Policial

Procurador-geral de MT pede exoneração um dia após ser alvo da Operação Heritage

rancisco Lopes foi alvo de medidas autorizadas pelo STF em investigação sobre acordo de R$ 308 milhões entre o Governo de Mato Grosso e a Oi; governador Pivetta nomeou Felipe Florêncio para comandar a PGE

Published

on

O procurador-geral do Estado de Mato Grosso, Francisco de Assis da Silva Lopes, pediu exoneração do cargo de chefia da Procuradoria-Geral do Estado (PGE) nesta sexta-feira (7), um dia após ser alvo da Operação Heritage, deflagrada pela Polícia Federal para investigar suspeitas relacionadas a um acordo de R$ 308 milhões firmado entre o Governo de Mato Grosso e a operadora de telefonia Oi.

O pedido de exoneração foi aceito pelo governador Otaviano Pivetta (Republicanos), que nomeou o procurador Felipe Florêncio para assumir o comando da PGE.

Ao anunciar a saída de Francisco Lopes, Pivetta fez um agradecimento público ao ex-procurador-geral e destacou sua trajetória à frente da instituição.

“Nós todos que conhecemos você sabemos o quanto você serviu esse Estado, teu caráter irretocável, a lealdade ao povo de Mato Grosso”, declarou o governador.

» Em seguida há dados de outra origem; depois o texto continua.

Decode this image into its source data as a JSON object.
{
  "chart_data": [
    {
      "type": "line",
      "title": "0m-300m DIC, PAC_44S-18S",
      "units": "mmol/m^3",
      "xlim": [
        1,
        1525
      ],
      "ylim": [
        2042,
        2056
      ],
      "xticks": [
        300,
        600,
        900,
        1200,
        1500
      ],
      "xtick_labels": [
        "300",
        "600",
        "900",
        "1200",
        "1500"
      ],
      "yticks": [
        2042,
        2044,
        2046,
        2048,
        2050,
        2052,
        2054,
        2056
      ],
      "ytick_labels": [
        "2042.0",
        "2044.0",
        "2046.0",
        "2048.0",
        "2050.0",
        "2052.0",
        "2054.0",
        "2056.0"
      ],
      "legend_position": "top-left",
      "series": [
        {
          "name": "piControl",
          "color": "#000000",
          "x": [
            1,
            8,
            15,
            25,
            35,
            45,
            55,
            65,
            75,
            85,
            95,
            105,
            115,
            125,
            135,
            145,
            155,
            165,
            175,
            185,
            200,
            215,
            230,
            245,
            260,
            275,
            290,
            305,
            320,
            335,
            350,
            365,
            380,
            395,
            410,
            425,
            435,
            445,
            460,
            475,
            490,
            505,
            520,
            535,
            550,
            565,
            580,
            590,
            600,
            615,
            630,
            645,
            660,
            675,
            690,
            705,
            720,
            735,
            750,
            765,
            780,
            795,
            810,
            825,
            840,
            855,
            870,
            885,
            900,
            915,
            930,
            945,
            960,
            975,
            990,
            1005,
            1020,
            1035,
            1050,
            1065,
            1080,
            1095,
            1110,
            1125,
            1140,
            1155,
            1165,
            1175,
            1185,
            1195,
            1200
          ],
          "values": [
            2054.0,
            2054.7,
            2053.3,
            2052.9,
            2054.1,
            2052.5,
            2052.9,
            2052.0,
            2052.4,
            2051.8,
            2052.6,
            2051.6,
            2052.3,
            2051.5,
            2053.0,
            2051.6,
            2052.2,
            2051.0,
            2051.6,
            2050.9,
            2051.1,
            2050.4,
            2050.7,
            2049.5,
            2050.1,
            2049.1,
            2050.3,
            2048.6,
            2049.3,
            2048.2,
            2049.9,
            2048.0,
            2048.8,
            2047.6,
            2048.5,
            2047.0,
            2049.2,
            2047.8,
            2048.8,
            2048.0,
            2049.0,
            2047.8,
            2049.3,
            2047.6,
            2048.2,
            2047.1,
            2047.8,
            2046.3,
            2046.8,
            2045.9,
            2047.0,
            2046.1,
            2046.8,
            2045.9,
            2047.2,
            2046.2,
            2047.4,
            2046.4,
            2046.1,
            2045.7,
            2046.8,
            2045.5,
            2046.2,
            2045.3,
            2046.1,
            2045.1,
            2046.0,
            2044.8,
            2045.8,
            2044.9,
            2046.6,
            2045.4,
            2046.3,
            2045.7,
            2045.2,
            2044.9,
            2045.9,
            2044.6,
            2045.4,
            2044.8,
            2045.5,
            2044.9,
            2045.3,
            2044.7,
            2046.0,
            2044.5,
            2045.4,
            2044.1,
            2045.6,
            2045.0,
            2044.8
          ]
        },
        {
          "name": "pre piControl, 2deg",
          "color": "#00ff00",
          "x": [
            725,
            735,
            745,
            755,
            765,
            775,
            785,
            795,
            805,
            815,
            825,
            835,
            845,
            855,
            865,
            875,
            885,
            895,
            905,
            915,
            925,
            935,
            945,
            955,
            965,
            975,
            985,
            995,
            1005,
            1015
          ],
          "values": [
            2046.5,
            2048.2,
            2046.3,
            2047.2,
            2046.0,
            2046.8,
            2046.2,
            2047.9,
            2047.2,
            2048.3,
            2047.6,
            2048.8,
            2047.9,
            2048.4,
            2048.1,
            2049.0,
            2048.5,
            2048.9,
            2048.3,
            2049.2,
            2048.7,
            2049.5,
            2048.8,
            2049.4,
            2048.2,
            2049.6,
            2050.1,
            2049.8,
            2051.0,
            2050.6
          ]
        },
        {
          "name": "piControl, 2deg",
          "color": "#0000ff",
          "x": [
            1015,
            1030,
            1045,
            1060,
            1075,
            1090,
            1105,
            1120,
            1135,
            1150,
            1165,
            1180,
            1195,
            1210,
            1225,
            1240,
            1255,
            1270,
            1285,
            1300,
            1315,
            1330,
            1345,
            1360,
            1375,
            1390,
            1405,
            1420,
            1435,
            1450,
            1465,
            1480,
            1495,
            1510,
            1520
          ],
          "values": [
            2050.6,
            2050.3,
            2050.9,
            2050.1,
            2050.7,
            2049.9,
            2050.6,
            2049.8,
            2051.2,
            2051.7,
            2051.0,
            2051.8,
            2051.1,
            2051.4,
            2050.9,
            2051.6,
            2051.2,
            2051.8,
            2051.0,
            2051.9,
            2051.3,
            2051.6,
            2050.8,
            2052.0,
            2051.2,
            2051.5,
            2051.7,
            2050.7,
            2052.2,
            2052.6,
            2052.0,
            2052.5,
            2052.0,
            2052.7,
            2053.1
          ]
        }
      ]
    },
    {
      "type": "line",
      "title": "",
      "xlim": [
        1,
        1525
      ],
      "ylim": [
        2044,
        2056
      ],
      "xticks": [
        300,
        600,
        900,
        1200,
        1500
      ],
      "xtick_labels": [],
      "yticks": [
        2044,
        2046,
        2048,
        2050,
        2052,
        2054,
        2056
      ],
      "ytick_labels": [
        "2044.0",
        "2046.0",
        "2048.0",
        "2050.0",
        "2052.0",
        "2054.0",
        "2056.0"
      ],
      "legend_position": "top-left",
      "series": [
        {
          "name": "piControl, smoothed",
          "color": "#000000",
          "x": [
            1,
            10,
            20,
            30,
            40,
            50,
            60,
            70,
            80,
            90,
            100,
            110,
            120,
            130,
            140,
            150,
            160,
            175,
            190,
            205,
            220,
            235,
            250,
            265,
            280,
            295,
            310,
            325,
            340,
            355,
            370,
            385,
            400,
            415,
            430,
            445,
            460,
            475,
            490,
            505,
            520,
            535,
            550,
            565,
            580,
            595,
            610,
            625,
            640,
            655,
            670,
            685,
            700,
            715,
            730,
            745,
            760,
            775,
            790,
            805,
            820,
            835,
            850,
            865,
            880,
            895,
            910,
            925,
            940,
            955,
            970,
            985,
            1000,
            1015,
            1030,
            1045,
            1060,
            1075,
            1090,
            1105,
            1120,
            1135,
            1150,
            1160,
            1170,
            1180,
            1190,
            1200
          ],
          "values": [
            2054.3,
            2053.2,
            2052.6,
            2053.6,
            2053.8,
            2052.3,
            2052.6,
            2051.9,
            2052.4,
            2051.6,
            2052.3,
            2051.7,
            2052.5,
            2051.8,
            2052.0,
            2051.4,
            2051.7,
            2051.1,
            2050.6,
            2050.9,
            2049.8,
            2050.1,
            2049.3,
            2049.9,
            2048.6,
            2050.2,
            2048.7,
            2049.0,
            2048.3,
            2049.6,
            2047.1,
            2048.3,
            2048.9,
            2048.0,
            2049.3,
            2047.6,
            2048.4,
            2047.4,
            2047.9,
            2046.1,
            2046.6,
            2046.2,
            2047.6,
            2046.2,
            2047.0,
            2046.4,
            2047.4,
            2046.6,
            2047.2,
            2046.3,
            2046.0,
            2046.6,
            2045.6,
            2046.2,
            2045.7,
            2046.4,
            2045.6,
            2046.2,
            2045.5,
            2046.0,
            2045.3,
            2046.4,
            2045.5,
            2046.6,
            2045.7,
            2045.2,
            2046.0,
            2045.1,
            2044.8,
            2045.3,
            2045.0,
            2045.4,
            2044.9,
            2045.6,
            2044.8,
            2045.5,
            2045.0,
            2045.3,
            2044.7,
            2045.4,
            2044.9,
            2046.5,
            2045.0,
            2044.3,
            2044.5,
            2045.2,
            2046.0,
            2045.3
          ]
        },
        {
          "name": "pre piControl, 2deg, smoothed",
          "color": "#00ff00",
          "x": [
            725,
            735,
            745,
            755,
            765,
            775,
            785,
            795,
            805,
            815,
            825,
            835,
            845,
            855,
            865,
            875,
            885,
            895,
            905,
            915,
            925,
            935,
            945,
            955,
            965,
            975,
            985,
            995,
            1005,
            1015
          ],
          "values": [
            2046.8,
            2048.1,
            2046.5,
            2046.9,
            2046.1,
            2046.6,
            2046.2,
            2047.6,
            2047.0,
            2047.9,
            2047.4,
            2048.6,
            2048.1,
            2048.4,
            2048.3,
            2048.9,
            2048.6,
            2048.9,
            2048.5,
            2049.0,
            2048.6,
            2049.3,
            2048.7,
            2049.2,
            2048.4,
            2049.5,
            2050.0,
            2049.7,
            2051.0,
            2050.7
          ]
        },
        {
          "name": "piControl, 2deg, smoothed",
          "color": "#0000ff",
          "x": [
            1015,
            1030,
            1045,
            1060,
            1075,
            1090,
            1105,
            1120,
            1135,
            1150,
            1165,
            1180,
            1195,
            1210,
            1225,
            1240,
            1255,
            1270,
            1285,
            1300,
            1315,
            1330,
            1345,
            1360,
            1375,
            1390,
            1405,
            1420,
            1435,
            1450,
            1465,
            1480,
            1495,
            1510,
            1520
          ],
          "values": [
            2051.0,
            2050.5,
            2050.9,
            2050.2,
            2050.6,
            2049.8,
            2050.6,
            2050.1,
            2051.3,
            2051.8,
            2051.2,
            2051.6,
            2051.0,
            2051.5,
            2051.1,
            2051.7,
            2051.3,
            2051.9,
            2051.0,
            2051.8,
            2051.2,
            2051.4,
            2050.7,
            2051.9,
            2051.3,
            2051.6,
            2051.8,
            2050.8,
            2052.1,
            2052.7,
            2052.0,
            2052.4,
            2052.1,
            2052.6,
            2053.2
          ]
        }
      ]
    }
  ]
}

Alvo de medidas autorizadas pelo STF

Francisco Lopes foi um dos alvos das medidas cautelares autorizadas pelo ministro Flávio Dino, do Supremo Tribunal Federal (STF), no âmbito da investigação que apura possíveis crimes contra o Sistema Financeiro Nacional, peculato, lavagem de dinheiro e uso indevido de informação privilegiada.

A operação cumpriu 25 mandados de busca e apreensão em Mato Grosso, São Paulo, Rondônia e Ceará. Também foram determinadas medidas como quebra de sigilos, bloqueio de bens de até R$ 316 milhões, recolhimento de passaportes e outras cautelares.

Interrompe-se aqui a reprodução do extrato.